From de- +‎ coronation. Compare corona (crown (of a tooth)).

Noun[edit]

decoronation (countable and uncountable, plural decoronations)

  1. (dentistry) The removal of the crown of an ankylosed tooth while leaving the roots untouched.
    Synonym: coronectomy
  2. The deprivation of a crown; the deprivation of the status of monarch or of authority.
    • 1978, Fleet Owner, volume 73, page 64:
      More likely, should there be a decoronation of Old Fitz, is that there should be one crowned for the nonce, a caretaker king, who would reign until the special convention six months hence, when blood would flow as jousting takes a serious and earnest turn.
    • 1987, Слово, numbers 1–8, page 24:
      This explains why there has been a constant stream of posthumous decoronations of Russian dictators: de-Ivanization followed the reign of Ivan the Terrible, de-Petrinization that of Peter 1, de-Nicholization that of Nicholas I and so on.
    • 1990, Vincent Carretta, George III and the Satirists from Hogarth to Byron, Athens, Ga., London: The University of Georgia Press, →ISBN, page 251:
      The State Tinkers is one of many recoronations or even decoronations of George III that appeared in response to the unprecedented threats to the monarchy during the closing decades of the century.
    • 1999, William Egginton, Theatricality and Presence: A Phenomenology of Space and Spectacle in Early Modern France and Spain, Stanford University, page 80:
      Perhaps the Farsa served as the first step in a concrete political action by creating the dramatic space in which Alfonso could make his challenge effective, a space already imprinted with his presence and with the violent decoronation of an extant king.

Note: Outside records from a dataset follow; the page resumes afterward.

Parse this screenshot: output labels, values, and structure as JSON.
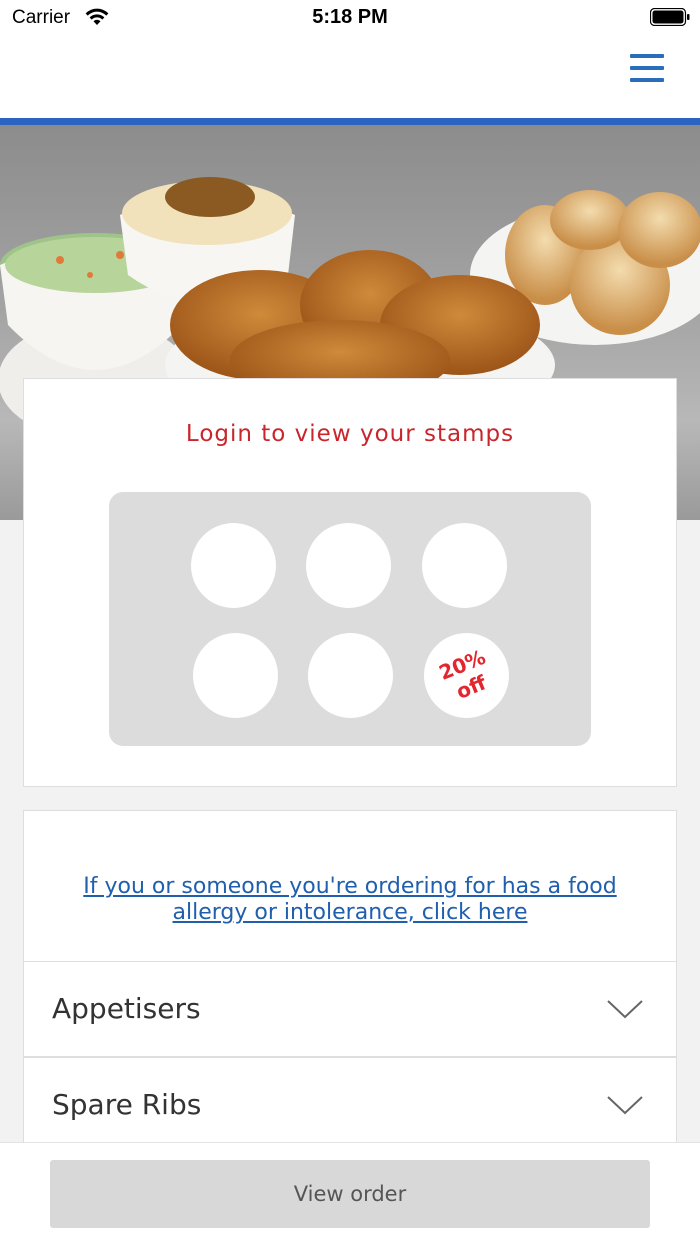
{
  "status_bar": {
    "carrier": "Carrier",
    "time": "5:18 PM"
  },
  "header": {
    "menu_icon": "hamburger-menu-icon",
    "accent_color": "#2a63c0"
  },
  "stamps": {
    "title": "Login to view your stamps",
    "stamp_count": 6,
    "reward_text": "20% off",
    "reward_line1": "20%",
    "reward_line2": "off",
    "title_color": "#c8262c"
  },
  "allergy": {
    "link_text": "If you or someone you're ordering for has a food allergy or intolerance, click here"
  },
  "categories": [
    {
      "label": "Appetisers",
      "icon": "chevron-down-icon"
    },
    {
      "label": "Spare Ribs",
      "icon": "chevron-down-icon"
    }
  ],
  "footer": {
    "view_order_label": "View order"
  }
}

    • 2014, Martha Evans, “The Televised Birth of the Rainbow Nation: The Election and Mandela’s Inauguration”, in Broadcasting the End of Apartheid: Live Television and the Birth of the New South Africa, London, New York, N.Y.: I.B. Tauris, →ISBN, page 191:
      [] it celebrated the ‘decoronation’ of the Communist party and the promise of free elections. / Yet, in spite of the NP’s supposed ‘decoronation’, the outgoing party was not as marginalized as some might have expected.

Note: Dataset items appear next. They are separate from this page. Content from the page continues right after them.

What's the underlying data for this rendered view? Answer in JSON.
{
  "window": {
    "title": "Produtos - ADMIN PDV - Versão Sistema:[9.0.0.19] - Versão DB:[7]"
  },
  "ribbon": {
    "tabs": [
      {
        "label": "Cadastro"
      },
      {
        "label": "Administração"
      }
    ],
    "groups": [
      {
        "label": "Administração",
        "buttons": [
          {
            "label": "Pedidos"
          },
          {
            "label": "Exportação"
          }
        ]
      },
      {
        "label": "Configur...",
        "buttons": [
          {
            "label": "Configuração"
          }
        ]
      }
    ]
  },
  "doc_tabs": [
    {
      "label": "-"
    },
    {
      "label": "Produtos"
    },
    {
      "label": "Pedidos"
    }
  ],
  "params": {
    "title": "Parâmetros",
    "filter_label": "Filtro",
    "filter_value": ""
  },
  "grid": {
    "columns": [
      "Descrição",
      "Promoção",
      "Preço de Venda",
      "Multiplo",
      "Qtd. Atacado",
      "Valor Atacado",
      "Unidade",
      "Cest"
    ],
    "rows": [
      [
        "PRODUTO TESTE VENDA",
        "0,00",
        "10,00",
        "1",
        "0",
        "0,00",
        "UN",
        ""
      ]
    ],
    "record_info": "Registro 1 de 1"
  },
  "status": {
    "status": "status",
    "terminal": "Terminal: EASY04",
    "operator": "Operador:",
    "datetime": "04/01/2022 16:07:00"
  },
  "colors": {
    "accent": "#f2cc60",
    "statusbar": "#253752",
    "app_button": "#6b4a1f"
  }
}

    • 2017, Josette Elayi, Sargon II, King of Assyria, Atlanta, Ga.: SBL Press, →ISBN, page 142:
      Then a passage at the end of the sack of Musasir is interpreted as a kind of decoronation of King Rusâ: “one statue of Rusâ, with two of his horsemen, (and) his charioteer, with their shrine, cast in bronze, on which was engraved his own haughty (inscription), ‘With my two horses and one charioteer, my hand attained to the kingdom of Urartu’; (these things) together with his great wealth, which was without calculation, I carried off.”